Are you immersed by having power in deciding the ending, or by the story keeping your guessing? The immersive audience is a very niche one, and the main way to immerse is to give the reader agency, so that they can decide the ending.
Jade commented that games needed to capture the experience of guessing, whether it is the end of a book or a film. For her, immersion is an experience where you sit for an hour, you’ll enjoy it and be driven to come back again. Tim took a different approach and focused on the need for stories to work out the things that we cannot do ourselves, and that’s how we become immersed.
If stories are so focused on immersing the audience, can these stories still be artistic?
Jade believed yes. After all, games are always creative as there has to be something for the audience to interact with. “Art is subjective, painting is the framework,” she said. Matt argued that artistry in the design, not in the single voice storytelling. So, the design of can be artistic and still be immersive.
The issue arises of whether or not the immersion can be too real. When truly immersed in a book, film or video game, what’s to say that we don’t actually have murderous/adulterous/unlawful urges? This is how immersed we should be. Jade pointed out that it’s all about taking the tools that we’re used to in real life, and creating a drama that is so effective, you’ll start to forget your (very familiar) surroundings.
All three agree that however exciting, violent or immersive the stories may be, they come down to the basic ingredient: people. The panel all agreed that “potent” stories about people in communities and how they interact with each other are still the most important. Relentless’ games immersed viewers by testing the extremes of people’s emotions.
Jack Roberts, managing editor of Bad Idea, gives some advice for aspiring writers.
“Immersion drama brings into question the very purpose of narrative storytelling as we know it. Traditionally we have told stories to understand the world around us, but with these new immersive dramas, the primary purpose is to FEEL fictional worlds for ourselves. Meanwhile, the line dividing real and fictional spheres becomes ever more blurred. Writers should keep an open mind and see what they can learn from this new form of storytelling; prose is one medium of storytelling amongst a multiplying number of others, so they might consider how they could employ or embed innovative immersive techniques into the format of a novel. A good idea would be to incorporate digital and ‘living’ elements to enrichen the fictional world they construct in a book.”

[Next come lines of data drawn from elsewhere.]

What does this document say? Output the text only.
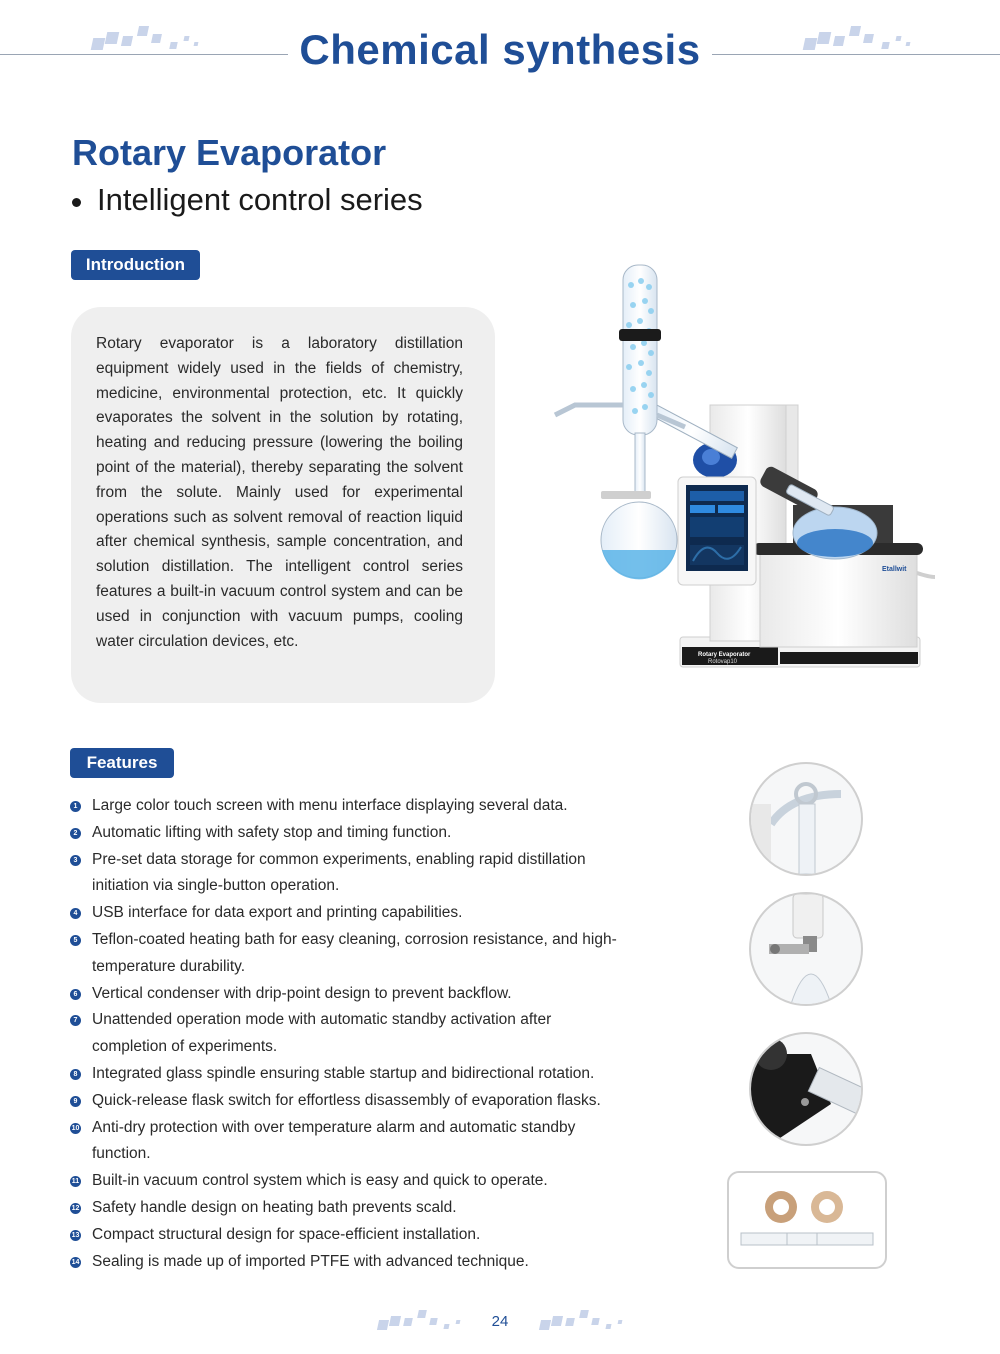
Chemical synthesis
Rotary Evaporator
Intelligent control series
Introduction
Rotary evaporator is a laboratory distillation equipment widely used in the fields of chemistry, medicine, environmental protection, etc. It quickly evaporates the solvent in the solution by rotating, heating and reducing pressure (lowering the boiling point of the material), thereby separating the solvent from the solute. Mainly used for experimental operations such as solvent removal of reaction liquid after chemical synthesis, sample concentration, and solution distillation. The intelligent control series features a built-in vacuum control system and can be used in conjunction with vacuum pumps, cooling water circulation devices, etc.
Rotary Evaporator
Rotovap10
Etallwit
Features
1 Large color touch screen with menu interface displaying several data.
2 Automatic lifting with safety stop and timing function.
3 Pre-set data storage for common experiments, enabling rapid distillation initiation via single-button operation.
4 USB interface for data export and printing capabilities.
5 Teflon-coated heating bath for easy cleaning, corrosion resistance, and high-temperature durability.
6 Vertical condenser with drip-point design to prevent backflow.
7 Unattended operation mode with automatic standby activation after completion of experiments.
8 Integrated glass spindle ensuring stable startup and bidirectional rotation.
9 Quick-release flask switch for effortless disassembly of evaporation flasks.
10 Anti-dry protection with over temperature alarm and automatic standby function.
11 Built-in vacuum control system which is easy and quick to operate.
12 Safety handle design on heating bath prevents scald.
13 Compact structural design for space-efficient installation.
14 Sealing is made up of imported PTFE with advanced technique.
24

What’s the future for immersion drama?
With new technology, the creator can now give the reader the tools to engage actively with the story. By giving the reader some form of decision-making, where the ending depends on how they interpret the story, then the true ‘fourth dimension’ – the illusion of total experience – can be achieved.
Matt aptly finished by saying that immersion is all about “the pyramid of participation”. It’s all about being a voyeur – the reader needs to FEEL part of the story. So, writers, if you want to truly engage your readers – give them some influence. Make it come literally alive, then you can achieve this phenomenal ‘fourth dimension’.